Fascinated by the typography and atmosphere found in these arcades, urban cartographer and designer Natassa Pappa decided to map the around 40 of them found within the Triangle, and document the vintage signage used to direct visitors in an out of their shady interiors. Known as stoas in Greek, the arcades are now mostly abandoned, but are still open to pedestrians and create an alternative walking network that's unknown to its majority, even to Athenians. Meticulously recording the typography designs at the entrance of each arcade, Natassa Pappa created a booklet that showcases the sheer variety and inventiveness of vintage Athenian signage and graphic design found within these old arcades. The "Into Stoas" city guide includes a map of the city centre pointing out the location of each arcade, as well as a minimalist "vocabulary" with all the arcade floorplans, that architecture and urban-planning enthusiasts will surely find exciting.

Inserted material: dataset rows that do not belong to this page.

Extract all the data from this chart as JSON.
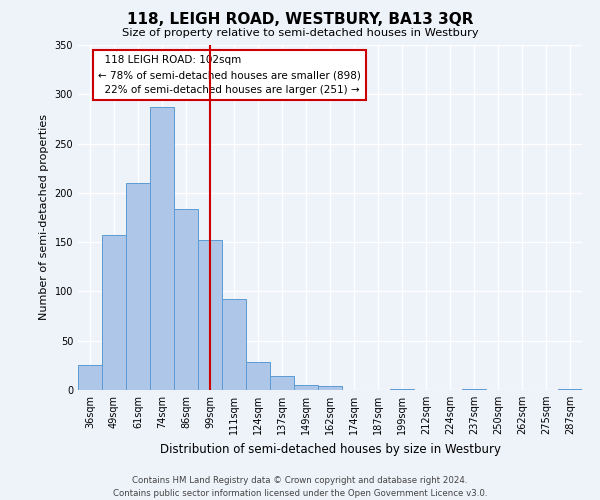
{
  "title": "118, LEIGH ROAD, WESTBURY, BA13 3QR",
  "subtitle": "Size of property relative to semi-detached houses in Westbury",
  "xlabel": "Distribution of semi-detached houses by size in Westbury",
  "ylabel": "Number of semi-detached properties",
  "bar_labels": [
    "36sqm",
    "49sqm",
    "61sqm",
    "74sqm",
    "86sqm",
    "99sqm",
    "111sqm",
    "124sqm",
    "137sqm",
    "149sqm",
    "162sqm",
    "174sqm",
    "187sqm",
    "199sqm",
    "212sqm",
    "224sqm",
    "237sqm",
    "250sqm",
    "262sqm",
    "275sqm",
    "287sqm"
  ],
  "bar_heights": [
    25,
    157,
    210,
    287,
    184,
    152,
    92,
    28,
    14,
    5,
    4,
    0,
    0,
    1,
    0,
    0,
    1,
    0,
    0,
    0,
    1
  ],
  "bar_color": "#aec6e8",
  "bar_edge_color": "#5b9bd5",
  "property_line_x": 5.0,
  "pct_smaller": 78,
  "pct_smaller_count": 898,
  "pct_larger": 22,
  "pct_larger_count": 251,
  "ylim": [
    0,
    350
  ],
  "yticks": [
    0,
    50,
    100,
    150,
    200,
    250,
    300,
    350
  ],
  "background_color": "#eef2f9",
  "grid_color": "#ffffff",
  "annotation_box_color": "#ffffff",
  "annotation_box_edge": "#cc0000",
  "red_line_color": "#cc0000",
  "footer1": "Contains HM Land Registry data © Crown copyright and database right 2024.",
  "footer2": "Contains public sector information licensed under the Open Government Licence v3.0."
}
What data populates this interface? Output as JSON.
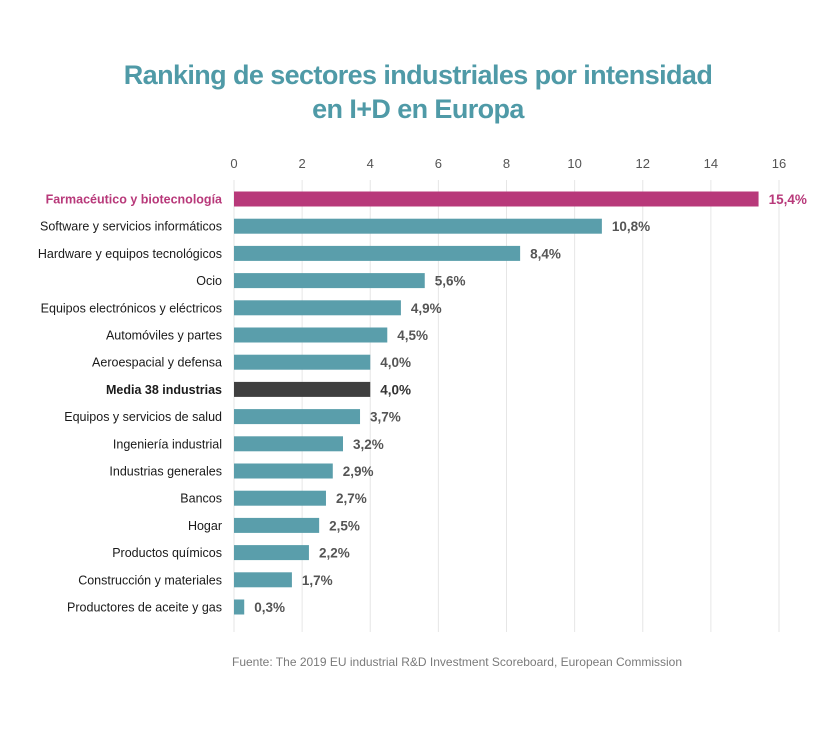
{
  "chart_title": {
    "line1": "Ranking de sectores industriales por intensidad",
    "line2": "en I+D en Europa"
  },
  "source": "Fuente: The 2019 EU industrial R&D Investment Scoreboard, European Commission",
  "colors": {
    "title": "#4f9aa7",
    "default_bar": "#5a9eab",
    "highlight_bar": "#b8397a",
    "average_bar": "#3f3f3f",
    "label_text": "#1a1a1a",
    "value_text": "#555555",
    "highlight_text": "#b8397a",
    "average_text": "#333333",
    "grid": "#e6e6e6",
    "tick_text": "#555555"
  },
  "chart_data": {
    "type": "bar",
    "orientation": "horizontal",
    "title": "Ranking de sectores industriales por intensidad en I+D en Europa",
    "xlim": [
      0,
      16
    ],
    "xticks": [
      "0",
      "2",
      "4",
      "6",
      "8",
      "10",
      "12",
      "14",
      "16"
    ],
    "tick_values": [
      0,
      2,
      4,
      6,
      8,
      10,
      12,
      14,
      16
    ],
    "grid": true,
    "categories": [
      "Farmacéutico y biotecnología",
      "Software y servicios informáticos",
      "Hardware y equipos tecnológicos",
      "Ocio",
      "Equipos electrónicos y eléctricos",
      "Automóviles y partes",
      "Aeroespacial y defensa",
      "Media 38 industrias",
      "Equipos y servicios de salud",
      "Ingeniería industrial",
      "Industrias generales",
      "Bancos",
      "Hogar",
      "Productos químicos",
      "Construcción y materiales",
      "Productores de aceite y gas"
    ],
    "values": [
      15.4,
      10.8,
      8.4,
      5.6,
      4.9,
      4.5,
      4.0,
      4.0,
      3.7,
      3.2,
      2.9,
      2.7,
      2.5,
      2.2,
      1.7,
      0.3
    ],
    "value_labels": [
      "15,4%",
      "10,8%",
      "8,4%",
      "5,6%",
      "4,9%",
      "4,5%",
      "4,0%",
      "4,0%",
      "3,7%",
      "3,2%",
      "2,9%",
      "2,7%",
      "2,5%",
      "2,2%",
      "1,7%",
      "0,3%"
    ],
    "styles": [
      "highlight",
      "default",
      "default",
      "default",
      "default",
      "default",
      "default",
      "average",
      "default",
      "default",
      "default",
      "default",
      "default",
      "default",
      "default",
      "default"
    ]
  }
}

A flâneuse in the most literal meaning of the word, Natassa Pappa loves to wander in the city and explore every little street and neighbourhood. As part of ther Into Stoas project, she also takes visitors on tours into the Athenian arcades, to discover hidden cafés, creative studios and unique architectural features that are invisible from the street. From the impressive neon-sign collection of the Merchants' Arcade to the busy Stoa Kaïri and its lovely coffee shop, the Into Stoas tour offers a completely different experience of the city, one where the past and the present intertwine and the real side of Athens comes into the light.